Le 26 novembre 1974, le moment était venu et il a été saisi.
Simone
Veil n’était pas une féministe revendiquée, comme elle l’affirmait
elle-même. Elle a néanmoins réussi, en dépit ou grâce à cela, à emporter
ce vote historique sur une cause portée d’abord par le MLF, par Simone
de Beauvoir et Gisèle Halimi. Car, rappelons-le, le « Manifeste des
343 » lancé par « l’autre » Simone (de Beauvoir) ou les procès de
Bobigny, plaidés avec talent par Gisèle Halimi, avaient déjà ouvert le
débat public, si ce n’est les cœurs et les esprits. Ils avaient ouvert
les yeux sur cette profonde injustice qui consistait à poursuivre et à
condamner les femmes qui n’avaient d’autre choix que de procéder à des
avortements illégaux, au risque de leur vie. Leurs combats ont été
déterminants pour faire progresser la cause des femmes.
Pourtant,
Simone Veil a compris qu’elle devait se démarquer des féministes pour
emporter le vote des députés, très majoritairement des hommes, peu
enclins à soutenir les luttes d’émancipation féminine. Loin de moi
l’idée de minorer l’importance de ces luttes et encore moins de ce
qu’elles ont apporté à notre société mais, de fait, en 1974, dans
l’hémicycle, les mentalités n’étaient pas prêtes à entendre ce discours
légitime. C’est ce que Simone Veil avait bien compris, en femme de
compromis et de consensus, et c’est ainsi qu’elle a pu poser la pierre
angulaire de l’édifice juridique sur l’interruption volontaire de
grossesse.
Certes pour cinq ans, en plaidant l’aspect social et
médical, et en faisant preuve d’une humilité rassurante. Mais, ce
faisant, elle réussissait à ouvrir la porte, à tracer la voie qui a
conduit presque 50 ans plus tard, le 8 mars dernier, à la promulgation
de la loi de constitutionnalisation de l’IVG. Grâce à elle, grâce à
Simone Veil, qui repose désormais au Panthéon, grâce au combat des
féministes, nous sommes parvenus à construire une forteresse solide pour
protéger un droit si fragile et pourtant essentiel, un droit remis en
question y compris dans de grandes démocraties : le droit, pour les
femmes, à disposer de leur corps.
En 2024, l’objectif était,
cette fois, clairement affiché, signe certain d’une grande évolution des
mentalités : sanctuariser cette liberté fondamentale. « La loi
détermine les conditions dans lesquelles s’exerce la liberté garantie à
la femme d’avoir recours à une interruption volontaire de grossesse » :
c’est le texte voté en Congrès à Versailles par 780 voix « pour »,
émanant de tous les bords politiques, 72 voix « contre » et 50
abstentions.
Madame la présidente, j’imagine l’émotion qui a dû
être la vôtre lors de l’annonce des résultats du vote du Congrès, quand
la France devenait, en ce 4 mars 2024, le premier pays au monde à
inscrire explicitement le droit à l’avortement dans sa Constitution.
Le
Président de la République a prononcé cette phrase lors du scellement
du texte place Vendôme, devant un millier de personnes : « Le sceau de
la République scelle en ce jour un long combat pour la liberté ». C’est
dans ce long combat que s’inscrit la figure historique de Simone Veil,
femme politique, femme de paix et très grande dame. Cette liberté est à
présent protégée par le juge constitutionnel et par notre Parlement.
Certes,
il reste beaucoup à faire lorsqu’on soutient la cause des femmes, parce
que les femmes sont encore très souvent, trop souvent, victimes de
violences physiques, psychologiques, économiques, sexistes et sexuelles.

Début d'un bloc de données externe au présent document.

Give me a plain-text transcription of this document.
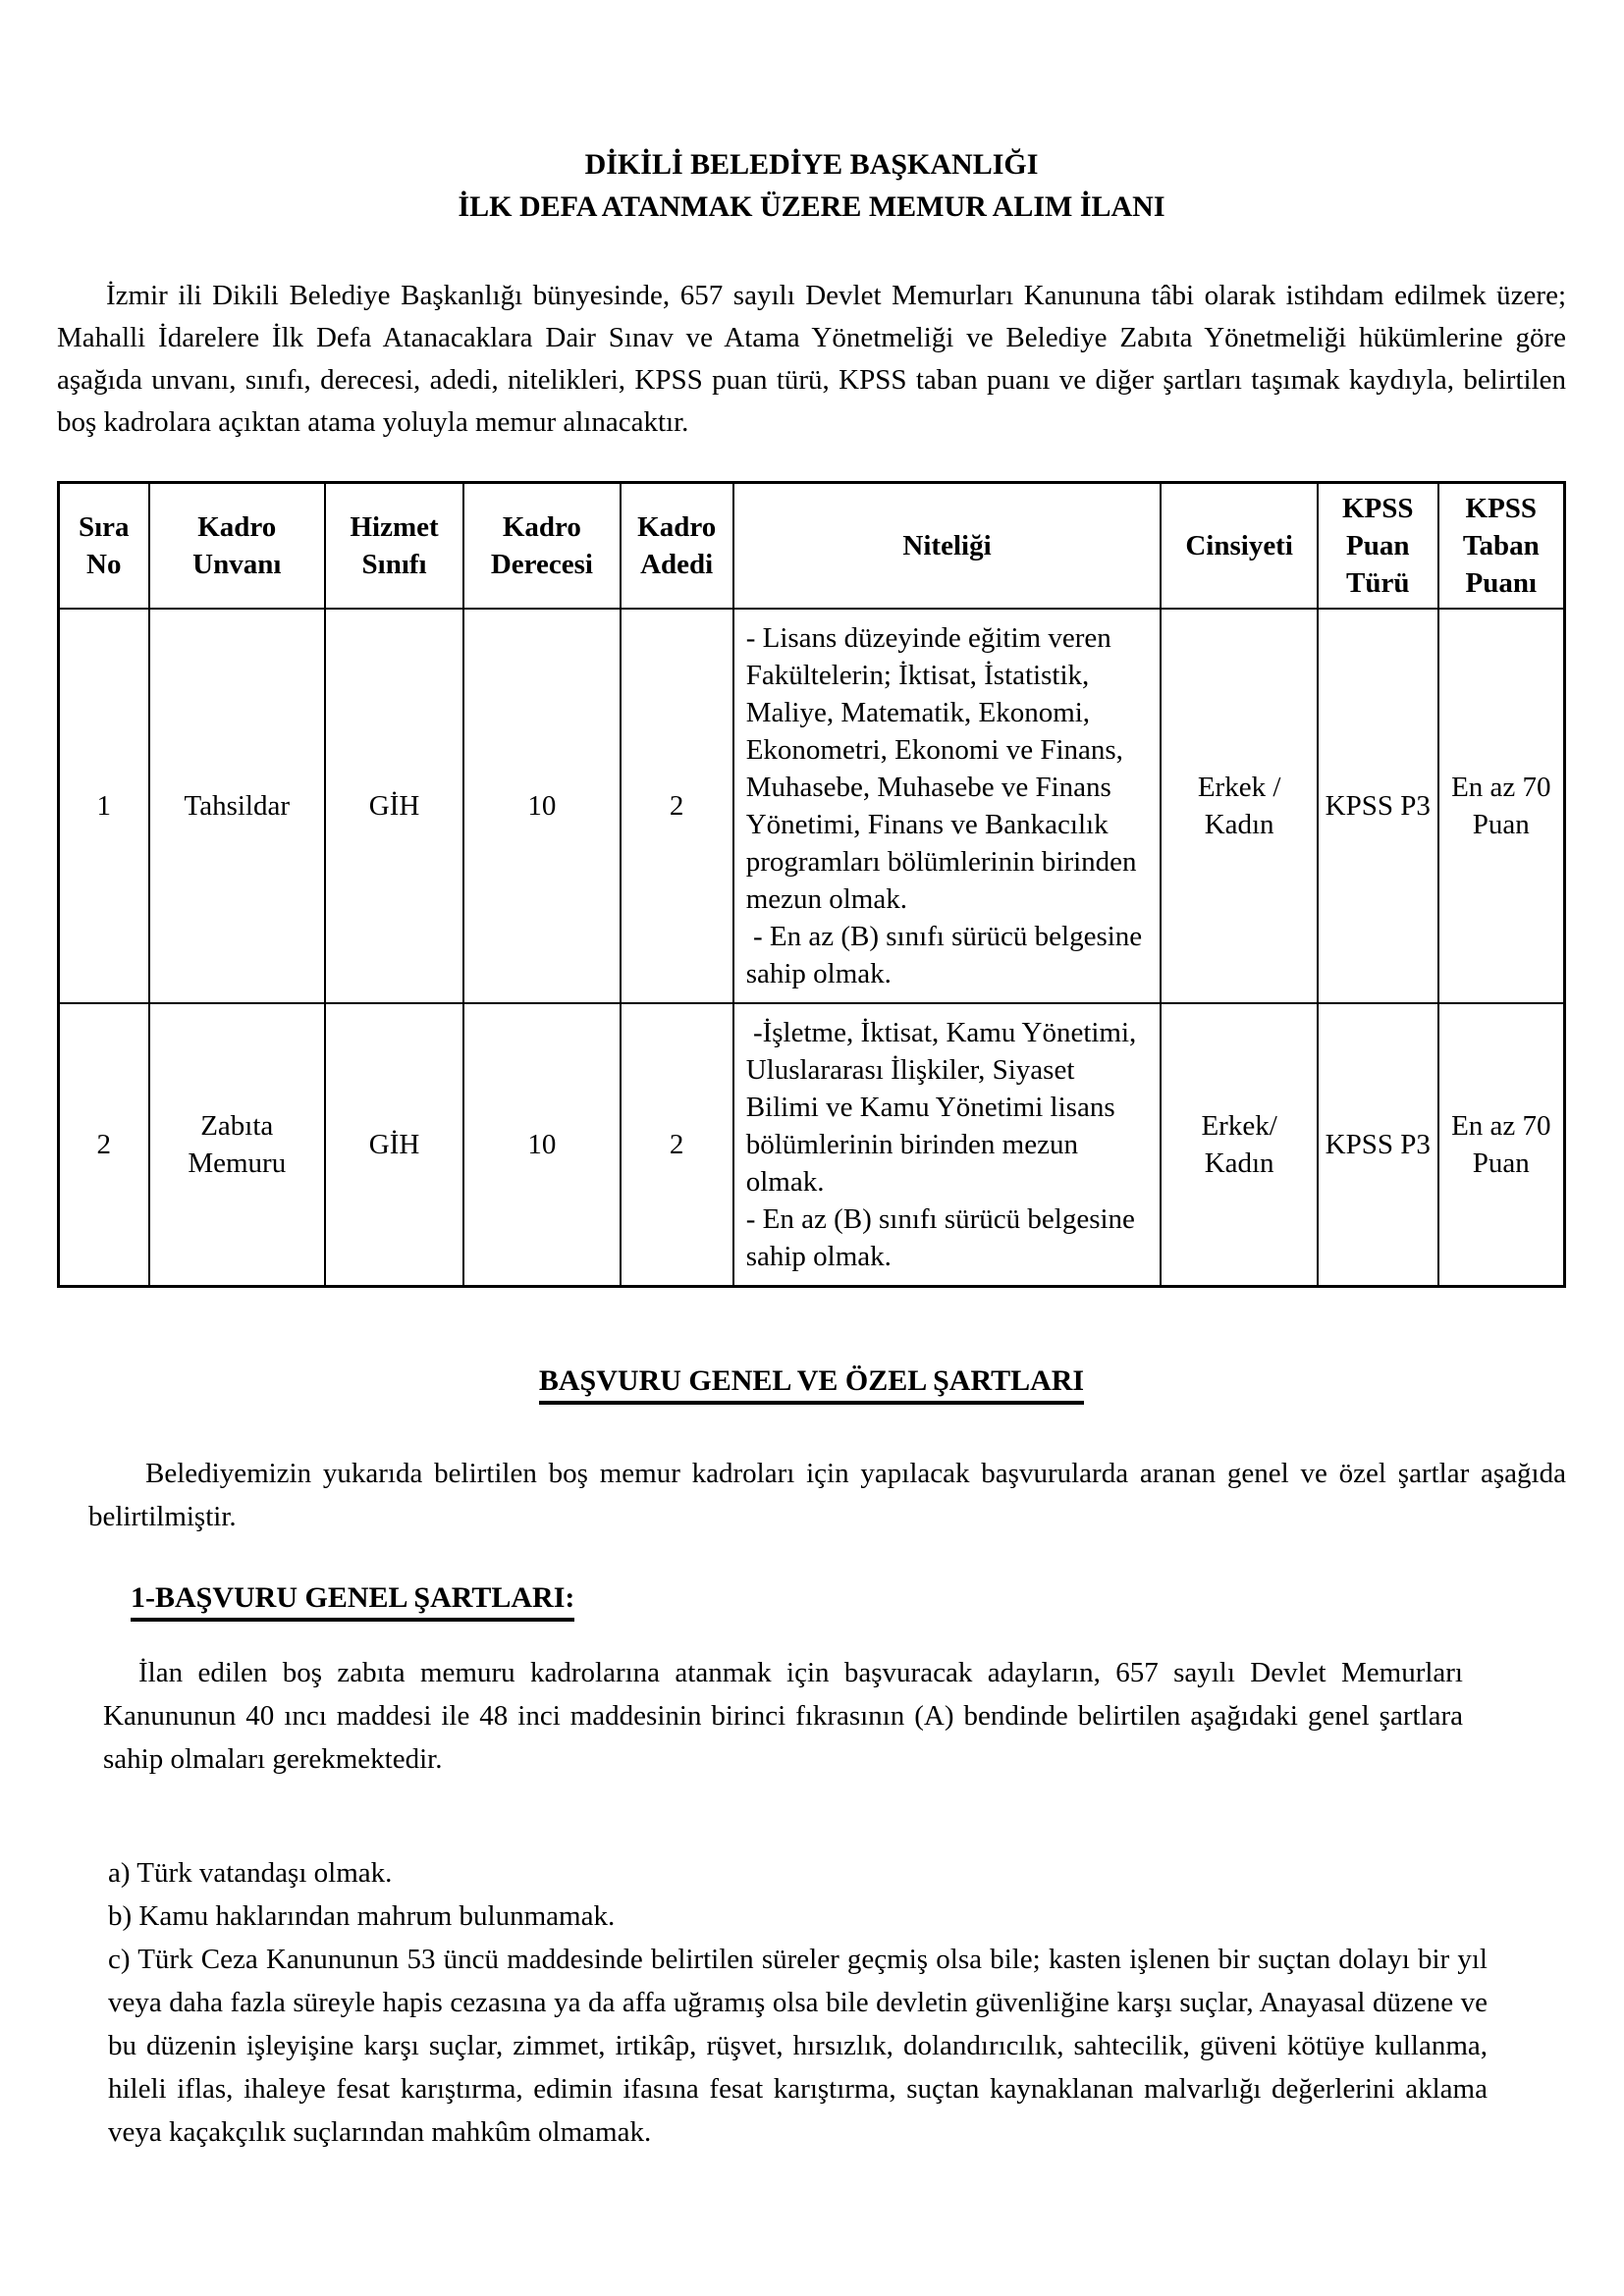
DİKİLİ BELEDİYE BAŞKANLIĞI
İLK DEFA ATANMAK ÜZERE MEMUR ALIM İLANI

İzmir ili Dikili Belediye Başkanlığı bünyesinde, 657 sayılı Devlet Memurları Kanununa tâbi olarak istihdam edilmek üzere; Mahalli İdarelere İlk Defa Atanacaklara Dair Sınav ve Atama Yönetmeliği ve Belediye Zabıta Yönetmeliği hükümlerine göre aşağıda unvanı, sınıfı, derecesi, adedi, nitelikleri, KPSS puan türü, KPSS taban puanı ve diğer şartları taşımak kaydıyla, belirtilen boş kadrolara açıktan atama yoluyla memur alınacaktır.

Sıra No	Kadro Unvanı	Hizmet Sınıfı	Kadro Derecesi	Kadro Adedi	Niteliği	Cinsiyeti	KPSS Puan Türü	KPSS Taban Puanı
1	Tahsildar	GİH	10	2	- Lisans düzeyinde eğitim veren Fakültelerin; İktisat, İstatistik, Maliye, Matematik, Ekonomi, Ekonometri, Ekonomi ve Finans, Muhasebe, Muhasebe ve Finans Yönetimi, Finans ve Bankacılık programları bölümlerinin birinden mezun olmak.
- En az (B) sınıfı sürücü belgesine sahip olmak.	Erkek / Kadın	KPSS P3	En az 70 Puan
2	Zabıta Memuru	GİH	10	2	-İşletme, İktisat, Kamu Yönetimi, Uluslararası İlişkiler, Siyaset Bilimi ve Kamu Yönetimi lisans bölümlerinin birinden mezun olmak.
- En az (B) sınıfı sürücü belgesine sahip olmak.	Erkek/ Kadın	KPSS P3	En az 70 Puan
BAŞVURU GENEL VE ÖZEL ŞARTLARI

Belediyemizin yukarıda belirtilen boş memur kadroları için yapılacak başvurularda aranan genel ve özel şartlar aşağıda belirtilmiştir.

1-BAŞVURU GENEL ŞARTLARI:

İlan edilen boş zabıta memuru kadrolarına atanmak için başvuracak adayların, 657 sayılı Devlet Memurları Kanununun 40 ıncı maddesi ile 48 inci maddesinin birinci fıkrasının (A) bendinde belirtilen aşağıdaki genel şartlara sahip olmaları gerekmektedir.

a) Türk vatandaşı olmak.
b) Kamu haklarından mahrum bulunmamak.
c) Türk Ceza Kanununun 53 üncü maddesinde belirtilen süreler geçmiş olsa bile; kasten işlenen bir suçtan dolayı bir yıl veya daha fazla süreyle hapis cezasına ya da affa uğramış olsa bile devletin güvenliğine karşı suçlar, Anayasal düzene ve bu düzenin işleyişine karşı suçlar, zimmet, irtikâp, rüşvet, hırsızlık, dolandırıcılık, sahtecilik, güveni kötüye kullanma, hileli iflas, ihaleye fesat karıştırma, edimin ifasına fesat karıştırma, suçtan kaynaklanan malvarlığı değerlerini aklama veya kaçakçılık suçlarından mahkûm olmamak.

Nous devons continuer à lutter ardemment contre ce fléau qui touche la moitié de l’humanité et cause des souffrances indicibles.
Parce
que la Justice protège, parce qu’elle condamne, parce qu’elle est au
cœur de l’Etat de droit, mon ministère prendra toute sa part dans ce
combat et j’espère, là aussi, que nous pourrons accomplir de nouveaux
progrès sociaux grâce à un travail transpartisan, porté par des femmes
et des hommes convaincus de la nécessité de soutenir haut et fort la
cause des femmes. Je le dis sans ambages : si l’on veut atteindre
l’égalité, le XXIe siècle ne peut plus, ne doit plus, être celui de la
domination de l’homme sur la femme.
En cette journée de commémoration du discours historique de Simone Veil, affirmer cela me paraît essentiel.
Je vous remercie.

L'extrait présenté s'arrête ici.